Ilustración: Ramiro Alonso

El regreso de la civilización: nuevas derechas y conflicto político en el siglo XXI

Nuestro periodismo depende de vos

Si ya tenés una cuenta Ingresá

Desde hace un tiempo venimos presenciando una escalada de conflictos y de tensiones geopolíticas a nivel internacional. Conflictos que pueden analizarse como síntomas de un orden internacional liberal en crisis, que pone en tela de juicio a Estados Unidos como potencia unipolar, y abre paso a un mundo en transición hacia un orden multipolar, en el que las reglas que ordenaban el escenario global pos Guerra Fría parecen desmoronarse.
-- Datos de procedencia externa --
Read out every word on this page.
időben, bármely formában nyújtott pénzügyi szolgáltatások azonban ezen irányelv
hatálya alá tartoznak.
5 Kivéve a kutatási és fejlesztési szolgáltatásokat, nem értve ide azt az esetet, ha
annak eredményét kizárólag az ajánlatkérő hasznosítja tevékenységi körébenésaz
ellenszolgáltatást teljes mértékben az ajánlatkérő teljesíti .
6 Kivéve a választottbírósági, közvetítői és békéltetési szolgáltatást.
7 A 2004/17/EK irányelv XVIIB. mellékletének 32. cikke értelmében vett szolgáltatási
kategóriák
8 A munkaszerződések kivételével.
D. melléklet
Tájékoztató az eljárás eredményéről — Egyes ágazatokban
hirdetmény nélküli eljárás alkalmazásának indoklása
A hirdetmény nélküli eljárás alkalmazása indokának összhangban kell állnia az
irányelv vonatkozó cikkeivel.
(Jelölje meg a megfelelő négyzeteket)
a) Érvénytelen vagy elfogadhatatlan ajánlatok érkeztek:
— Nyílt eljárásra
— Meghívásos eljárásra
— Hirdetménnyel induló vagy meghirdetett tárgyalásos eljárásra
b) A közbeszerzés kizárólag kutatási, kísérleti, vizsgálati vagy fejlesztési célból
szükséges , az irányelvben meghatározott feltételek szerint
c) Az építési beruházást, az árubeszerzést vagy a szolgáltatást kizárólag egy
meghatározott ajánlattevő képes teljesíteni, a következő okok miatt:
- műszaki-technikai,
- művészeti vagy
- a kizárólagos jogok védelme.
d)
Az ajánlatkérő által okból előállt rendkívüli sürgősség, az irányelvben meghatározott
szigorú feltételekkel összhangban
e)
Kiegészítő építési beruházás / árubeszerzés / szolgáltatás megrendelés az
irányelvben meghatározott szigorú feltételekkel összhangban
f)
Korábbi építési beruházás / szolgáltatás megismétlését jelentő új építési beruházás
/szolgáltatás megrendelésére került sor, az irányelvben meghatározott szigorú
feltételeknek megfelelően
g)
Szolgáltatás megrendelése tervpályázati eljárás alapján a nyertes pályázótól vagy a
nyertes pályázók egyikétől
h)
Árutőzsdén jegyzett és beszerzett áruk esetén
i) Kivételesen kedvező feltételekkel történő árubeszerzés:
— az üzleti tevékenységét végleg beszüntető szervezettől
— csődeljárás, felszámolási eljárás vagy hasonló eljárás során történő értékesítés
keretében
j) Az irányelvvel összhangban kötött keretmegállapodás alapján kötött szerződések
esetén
En este contexto de incertidumbre y anomia social, una figura política de extrema derecha como Donald Trump sostiene en sus redes sociales que “una civilización entera morirá”, en referencia al conflicto con Irán. Más allá del tono, lo significativo son las palabras. No se trata únicamente de una disputa estratégica o militar, ni tampoco de intereses geopolíticos o energéticos –como el peso de los recursos en la región–, sino de una amenaza formulada en términos de civilización.

Pero este hecho no debe analizarse como un fenómeno aislado. Por el contrario, vemos que, desde hace varios años, en distintas partes del mundo, nuevas expresiones de derechas desarrollan este tipo de discursos, a través de los cuales la idea de civilización ocupa un lugar central en su oratoria. Más que una categoría histórica o cultural, la referencia civilizacional aparece como una forma de delimitar identidades y de definir un “nosotros” que debe ser defendido ante amenazas externas de diversa índole (migrantes, globalismo, agendas de derechos).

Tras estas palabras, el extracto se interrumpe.